In [34]:
import pandas as pd
import os
import seaborn as sns
import matplotlib.pyplot as plt
from scipy.stats import chi2_contingency
from IPython.display import display, HTML
import plotly.express as px
import umap
from collections import defaultdict
import textwrap

## Load the posts with frames, and (separately) the frame-clusters

In [35]:
# def get_results_from_hyperparams(hyperparams, base_dir=os.path.join('/','zfs','disinfo','narratives','blm','clustering_calibration_results')):
#     # Format each hyperparameter correctly before joining
#     formatted_hyperparams = {key: f'{int(value)}' if key != 'cluster_selection_epsilon' else f'{value}' for key, value in hyperparams.items()}
#     filename = f"blm_data_clustered_{'_'.join([f'{key}{value}' for key, value in formatted_hyperparams.items()])}.csv"
#     full_path = os.path.join(base_dir, filename)
#     df_cluster_labels = pd.read_csv(full_path)
#     return df_cluster_labels

In [36]:
# # Get the cluster labels provided by each set of hyperparams, and add the dfs as elements inside df_hyperparams
# dfs = df_hyperparams.apply(lambda x: get_results_from_hyperparams(x.to_dict()), axis=1)

In [37]:
# Filepath where frame data is stored
frames_filepath = os.path.join('.', 'frame_extraction_results.csv')
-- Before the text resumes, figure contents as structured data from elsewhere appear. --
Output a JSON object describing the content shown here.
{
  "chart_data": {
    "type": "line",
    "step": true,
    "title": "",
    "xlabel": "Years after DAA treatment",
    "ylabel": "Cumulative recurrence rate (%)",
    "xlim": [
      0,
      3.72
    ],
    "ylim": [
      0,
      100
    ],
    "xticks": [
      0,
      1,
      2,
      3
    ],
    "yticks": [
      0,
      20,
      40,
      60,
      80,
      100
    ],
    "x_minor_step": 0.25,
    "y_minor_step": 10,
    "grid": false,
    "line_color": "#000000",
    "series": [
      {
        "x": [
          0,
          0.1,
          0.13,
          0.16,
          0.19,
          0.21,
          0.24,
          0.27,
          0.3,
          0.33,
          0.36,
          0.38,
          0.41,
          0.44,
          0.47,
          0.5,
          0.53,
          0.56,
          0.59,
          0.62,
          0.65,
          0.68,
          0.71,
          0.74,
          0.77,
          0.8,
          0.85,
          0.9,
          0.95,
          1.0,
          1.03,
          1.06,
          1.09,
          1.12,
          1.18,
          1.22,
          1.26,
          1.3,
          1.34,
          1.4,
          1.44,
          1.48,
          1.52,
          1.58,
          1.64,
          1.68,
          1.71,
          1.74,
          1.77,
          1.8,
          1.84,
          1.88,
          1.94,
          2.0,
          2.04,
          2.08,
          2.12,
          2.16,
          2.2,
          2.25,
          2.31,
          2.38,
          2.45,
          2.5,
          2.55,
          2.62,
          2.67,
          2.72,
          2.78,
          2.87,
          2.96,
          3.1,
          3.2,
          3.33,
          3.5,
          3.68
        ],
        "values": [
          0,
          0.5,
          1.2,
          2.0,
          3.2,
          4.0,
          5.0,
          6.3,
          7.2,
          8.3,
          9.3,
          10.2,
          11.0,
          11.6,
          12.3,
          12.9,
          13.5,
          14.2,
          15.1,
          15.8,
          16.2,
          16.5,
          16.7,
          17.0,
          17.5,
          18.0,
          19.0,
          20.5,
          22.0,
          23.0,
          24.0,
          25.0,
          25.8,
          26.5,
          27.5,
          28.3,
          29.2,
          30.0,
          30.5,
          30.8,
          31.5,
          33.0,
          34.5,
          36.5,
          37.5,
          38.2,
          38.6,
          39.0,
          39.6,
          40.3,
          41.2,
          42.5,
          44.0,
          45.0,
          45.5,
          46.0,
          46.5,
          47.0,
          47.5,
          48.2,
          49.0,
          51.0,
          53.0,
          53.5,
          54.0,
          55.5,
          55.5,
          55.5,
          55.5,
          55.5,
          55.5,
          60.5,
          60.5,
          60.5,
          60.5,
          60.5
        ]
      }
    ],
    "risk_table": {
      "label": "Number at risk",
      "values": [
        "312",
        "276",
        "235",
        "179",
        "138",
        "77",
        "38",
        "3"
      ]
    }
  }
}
df_posts_with_frames = pd.read_csv(frames_filepath)
df_posts_with_frames.head()

Unnamed: 0,id,text,is_needle,frames
0,746779150057365504,RT @PaulaAtlantaGA: Call and response at GA th...,0,['Black lives matter']
1,746779141777690624,RT @LivingOnChi: 4/7/16 Bill Clinton insulted ...,0,['Bill Clinton insulted Black Lives Matter']
2,746779085121036288,https://t.co/aihG9teRYP #BlackLivesMatter(too)...,0,['Black lives matter']
3,746778854505734144,#BlackLivesMatter https://t.co/eN2Ee264TG,0,['Black lives matter']
4,746778837585788929,Yooooooo 😂😂😂😂 #God #GodInMeAsMe #BlackLivesMat...,0,"['God is in everyone', 'Black lives matter', '..."


In [38]:
# Filepath where cluster label data is stored
clusters_filepath = os.path.join('.', 'frame_cluster_results.csv')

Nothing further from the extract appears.